Apakah mereka teman-teman kita ?
ya tentu saja, mereka adalah teman-teman kita, teman sekolah kita. Bahkan mungkin
saja mereka adalah teman sebangku kita, yang terbawa nasib menjadi orang yang
sukses secara duniawi. Perkara mereka telah terlihat bak penduduk negeri
langit, jangan lupa sudah berapa masa kita tak berjumpa dengan mereka ? jangan
lupa juga, waktu yang telah lama terlampaui membuat manusia berubah. Tak hanya
fisiknya, namun sifat dan karakternya pun bisa saja berganti.

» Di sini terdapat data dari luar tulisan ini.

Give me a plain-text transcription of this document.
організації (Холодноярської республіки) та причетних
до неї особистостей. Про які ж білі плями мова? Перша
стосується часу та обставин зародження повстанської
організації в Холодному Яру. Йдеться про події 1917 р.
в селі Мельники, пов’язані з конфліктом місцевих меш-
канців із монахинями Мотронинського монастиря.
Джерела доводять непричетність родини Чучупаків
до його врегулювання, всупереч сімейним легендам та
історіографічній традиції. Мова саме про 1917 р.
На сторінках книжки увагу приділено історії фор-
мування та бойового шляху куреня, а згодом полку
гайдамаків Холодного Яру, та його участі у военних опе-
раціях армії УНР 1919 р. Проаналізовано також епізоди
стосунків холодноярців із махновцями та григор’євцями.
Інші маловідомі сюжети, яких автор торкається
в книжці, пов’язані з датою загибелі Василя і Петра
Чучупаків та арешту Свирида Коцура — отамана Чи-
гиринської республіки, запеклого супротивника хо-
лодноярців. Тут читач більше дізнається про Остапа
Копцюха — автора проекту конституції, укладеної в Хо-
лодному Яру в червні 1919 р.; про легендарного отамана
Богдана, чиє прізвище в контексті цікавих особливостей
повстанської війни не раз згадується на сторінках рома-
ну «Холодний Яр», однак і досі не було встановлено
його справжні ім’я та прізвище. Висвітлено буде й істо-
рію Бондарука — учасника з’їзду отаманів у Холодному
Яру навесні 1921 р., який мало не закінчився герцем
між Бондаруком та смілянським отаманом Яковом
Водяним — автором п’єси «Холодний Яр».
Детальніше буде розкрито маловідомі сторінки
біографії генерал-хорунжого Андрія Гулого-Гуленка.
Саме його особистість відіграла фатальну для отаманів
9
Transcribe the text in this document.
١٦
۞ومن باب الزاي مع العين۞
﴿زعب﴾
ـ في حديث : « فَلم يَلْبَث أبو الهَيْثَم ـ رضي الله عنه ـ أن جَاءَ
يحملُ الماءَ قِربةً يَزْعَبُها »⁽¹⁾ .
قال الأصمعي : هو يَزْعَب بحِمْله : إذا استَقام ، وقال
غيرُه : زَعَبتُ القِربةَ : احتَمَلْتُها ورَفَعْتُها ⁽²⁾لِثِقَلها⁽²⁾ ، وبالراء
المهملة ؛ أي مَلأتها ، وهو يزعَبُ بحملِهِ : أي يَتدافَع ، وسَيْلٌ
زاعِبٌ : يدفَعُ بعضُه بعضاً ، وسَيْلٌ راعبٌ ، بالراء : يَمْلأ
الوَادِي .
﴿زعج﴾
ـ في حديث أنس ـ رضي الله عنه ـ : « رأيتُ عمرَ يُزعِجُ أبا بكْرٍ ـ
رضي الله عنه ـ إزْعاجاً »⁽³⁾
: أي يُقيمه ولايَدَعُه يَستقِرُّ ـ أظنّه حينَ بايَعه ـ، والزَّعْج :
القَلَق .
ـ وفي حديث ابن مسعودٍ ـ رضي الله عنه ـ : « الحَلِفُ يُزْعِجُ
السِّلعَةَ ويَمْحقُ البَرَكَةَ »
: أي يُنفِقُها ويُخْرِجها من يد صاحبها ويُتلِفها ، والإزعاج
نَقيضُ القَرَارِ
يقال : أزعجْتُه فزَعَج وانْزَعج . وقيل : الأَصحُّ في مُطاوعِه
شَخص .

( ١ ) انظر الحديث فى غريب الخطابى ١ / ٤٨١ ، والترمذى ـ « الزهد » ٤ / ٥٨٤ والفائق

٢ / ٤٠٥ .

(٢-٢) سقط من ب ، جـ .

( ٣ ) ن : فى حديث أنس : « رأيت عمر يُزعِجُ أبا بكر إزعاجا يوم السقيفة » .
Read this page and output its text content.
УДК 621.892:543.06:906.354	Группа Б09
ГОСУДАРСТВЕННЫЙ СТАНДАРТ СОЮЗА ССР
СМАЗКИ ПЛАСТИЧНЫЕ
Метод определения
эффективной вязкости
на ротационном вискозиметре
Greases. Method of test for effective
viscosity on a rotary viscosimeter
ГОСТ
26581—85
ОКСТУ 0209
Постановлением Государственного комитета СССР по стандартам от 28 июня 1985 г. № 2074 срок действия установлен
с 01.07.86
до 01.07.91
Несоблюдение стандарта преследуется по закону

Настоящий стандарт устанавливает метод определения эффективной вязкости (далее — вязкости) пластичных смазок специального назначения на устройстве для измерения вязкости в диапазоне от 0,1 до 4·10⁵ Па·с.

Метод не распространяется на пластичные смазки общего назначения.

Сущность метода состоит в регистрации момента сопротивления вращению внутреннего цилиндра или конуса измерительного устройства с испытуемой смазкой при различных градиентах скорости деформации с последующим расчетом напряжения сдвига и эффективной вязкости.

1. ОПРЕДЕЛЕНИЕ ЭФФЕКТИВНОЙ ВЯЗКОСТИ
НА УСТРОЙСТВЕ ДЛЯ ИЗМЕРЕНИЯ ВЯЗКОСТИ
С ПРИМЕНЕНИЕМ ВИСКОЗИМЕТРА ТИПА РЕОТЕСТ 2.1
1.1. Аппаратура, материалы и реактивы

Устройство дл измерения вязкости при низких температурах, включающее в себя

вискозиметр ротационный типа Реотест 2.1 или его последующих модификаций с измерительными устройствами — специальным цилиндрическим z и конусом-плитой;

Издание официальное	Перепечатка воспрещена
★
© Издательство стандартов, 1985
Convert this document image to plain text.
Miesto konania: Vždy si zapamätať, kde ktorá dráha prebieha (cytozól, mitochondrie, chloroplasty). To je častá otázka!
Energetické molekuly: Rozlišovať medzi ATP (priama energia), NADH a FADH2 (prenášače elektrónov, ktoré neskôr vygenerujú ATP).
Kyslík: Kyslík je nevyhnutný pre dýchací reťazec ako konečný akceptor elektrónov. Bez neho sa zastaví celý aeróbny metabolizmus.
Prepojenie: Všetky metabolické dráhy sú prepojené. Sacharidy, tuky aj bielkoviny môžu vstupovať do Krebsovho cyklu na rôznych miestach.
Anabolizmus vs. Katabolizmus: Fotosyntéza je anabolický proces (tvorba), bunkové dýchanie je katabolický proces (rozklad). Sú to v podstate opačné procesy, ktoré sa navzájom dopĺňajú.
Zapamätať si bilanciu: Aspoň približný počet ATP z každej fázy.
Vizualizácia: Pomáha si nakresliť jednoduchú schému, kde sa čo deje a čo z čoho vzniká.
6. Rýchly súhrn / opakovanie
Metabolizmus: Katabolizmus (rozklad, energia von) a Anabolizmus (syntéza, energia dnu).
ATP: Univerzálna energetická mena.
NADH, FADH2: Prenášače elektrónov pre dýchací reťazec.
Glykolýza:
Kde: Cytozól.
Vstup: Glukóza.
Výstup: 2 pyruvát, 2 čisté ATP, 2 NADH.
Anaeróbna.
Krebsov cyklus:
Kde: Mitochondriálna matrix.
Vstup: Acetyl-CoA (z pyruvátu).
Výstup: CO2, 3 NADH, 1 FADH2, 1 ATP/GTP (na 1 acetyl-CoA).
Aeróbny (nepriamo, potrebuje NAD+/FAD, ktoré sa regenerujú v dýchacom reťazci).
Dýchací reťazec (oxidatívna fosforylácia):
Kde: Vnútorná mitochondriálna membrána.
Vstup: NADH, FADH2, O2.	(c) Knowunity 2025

Tak usah heran jika kemudian
dalam kesempatan reuni, kita menemukan teman karib kita begitu membanggakan
penampilannya yang serba wah, menceritakan dengan penuh semangat perawatan
wajah yang dia jalani, tatkala teman-teman yang lain memuji kemulusan kulitnya.
Menceritakan dengan sumringah perjalanan-perjalanan bisnisnya ke kota-kota
besar dunia , seraya mempermainkan tali tas Hermesnya yang berharga ratusan
juta. Jika sudah begini, tak ada gunanya kita membanggakan anak kita yang hafal
5 juz Al Quran, atau juara Olimpiade Fisika, atau rasa syukur karena anak kita
diterima di perguruan tinggi negeri. Tak ada manfaatnya, karena sama sekali bukan
itu ukuran kesuksesan kaum hedonik.
Lebih banyak teman-teman yang kurang beruntung
Lalu bagaimana dengan teman-teman
yang belum sukses ? bagaimana dengan teman-teman yang bekerja mencari nafkah
membanting tulang menjual bensin eceran dan tambal ban seperti Fahmi ? yang
tinggal di rumah kontrakan terselip di pelosok gang sempit yang kumuh dan
pengap ? yang hanya memiliki kendaraan sepeda motor cicilan ?. Apakah
orang-orang seperti Fahmi akan memiliki cukup keberanian untuk hadir ke acara
reuni semegah itu ? Fahmi tidak berani, dan saya rasa banyak orang seperti
Fahmi yang juga tak cukup memiliki nyali untuk melakukannya.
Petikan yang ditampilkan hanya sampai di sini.